Items were strewn all over the outer edges of the battlefield.
There’s no rule saying fights have to happen only within the main war zone.
In the chaos of battle, some people drifted away from the front lines, while others clashed while maneuvering strategically around the perimeter.
These were the traces they left behind.
All things that would turn into money if you picked them up!
Yet in the middle of a war, no one had the leeway to stoop and gather such things, so they lay scattered on the ground, slowly being forgotten.
Once the war ended, they would eventually be recovered. But not now.
If you weighed yourself down picking up scrap metal only to get stabbed for it, you’d only have yourself to blame.
So the rabbits got to work.
There was so much that it seemed their individual magic pouches wouldn’t be enough, so they started by grabbing the small, shiny things first.

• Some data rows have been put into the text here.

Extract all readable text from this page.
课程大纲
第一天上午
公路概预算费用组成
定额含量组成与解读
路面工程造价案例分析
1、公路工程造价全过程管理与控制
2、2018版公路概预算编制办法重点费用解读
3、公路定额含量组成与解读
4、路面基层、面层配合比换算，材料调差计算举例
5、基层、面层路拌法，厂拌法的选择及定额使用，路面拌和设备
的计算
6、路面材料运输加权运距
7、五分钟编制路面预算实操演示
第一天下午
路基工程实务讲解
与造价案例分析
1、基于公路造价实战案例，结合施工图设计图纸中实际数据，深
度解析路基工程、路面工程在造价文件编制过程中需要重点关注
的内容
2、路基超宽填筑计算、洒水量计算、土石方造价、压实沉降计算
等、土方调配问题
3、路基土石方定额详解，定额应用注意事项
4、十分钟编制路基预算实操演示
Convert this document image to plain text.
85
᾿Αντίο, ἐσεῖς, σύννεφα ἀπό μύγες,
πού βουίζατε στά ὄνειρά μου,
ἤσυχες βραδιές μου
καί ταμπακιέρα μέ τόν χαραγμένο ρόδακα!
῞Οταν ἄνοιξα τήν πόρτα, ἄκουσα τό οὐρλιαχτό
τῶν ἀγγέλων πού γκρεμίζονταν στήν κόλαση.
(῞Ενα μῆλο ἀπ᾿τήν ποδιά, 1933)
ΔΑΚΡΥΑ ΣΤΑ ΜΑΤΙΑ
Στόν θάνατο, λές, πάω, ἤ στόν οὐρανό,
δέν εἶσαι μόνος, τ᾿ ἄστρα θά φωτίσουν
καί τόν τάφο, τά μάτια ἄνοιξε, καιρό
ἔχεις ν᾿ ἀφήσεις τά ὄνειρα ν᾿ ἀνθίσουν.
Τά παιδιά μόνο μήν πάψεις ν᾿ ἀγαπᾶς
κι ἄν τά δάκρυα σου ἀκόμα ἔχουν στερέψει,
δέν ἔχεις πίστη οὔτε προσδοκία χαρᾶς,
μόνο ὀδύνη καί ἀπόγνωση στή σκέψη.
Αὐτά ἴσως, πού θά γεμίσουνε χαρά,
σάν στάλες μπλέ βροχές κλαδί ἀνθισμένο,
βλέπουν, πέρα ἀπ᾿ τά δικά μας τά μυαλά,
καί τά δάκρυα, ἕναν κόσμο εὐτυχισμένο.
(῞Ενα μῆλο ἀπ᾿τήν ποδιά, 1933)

Even then, there were so many items that the ninety Rabbits struggled to gather them all.
They didn’t need to worry about running out of things to pick, even after being selective. The battlefield stretching before them was proof that what they saw now was just the beginning—a mere drop in the bucket.
Countless people and monsters were tangled together, so it might have been dangerous, but the Rabbits didn’t worry about such things.
Han Simin had not raised them to think that way.
“Kkyu kkyu!”
After all, hadn’t they spent more than half their lives recovering items?
This kind of battlefield.
They were used to it.
And slipping in to snatch only the items while everyone else was busy killing and being killed?
That was the Rabbits’ specialty.
After much wandering, the Rabbits, too, joined the battlefield.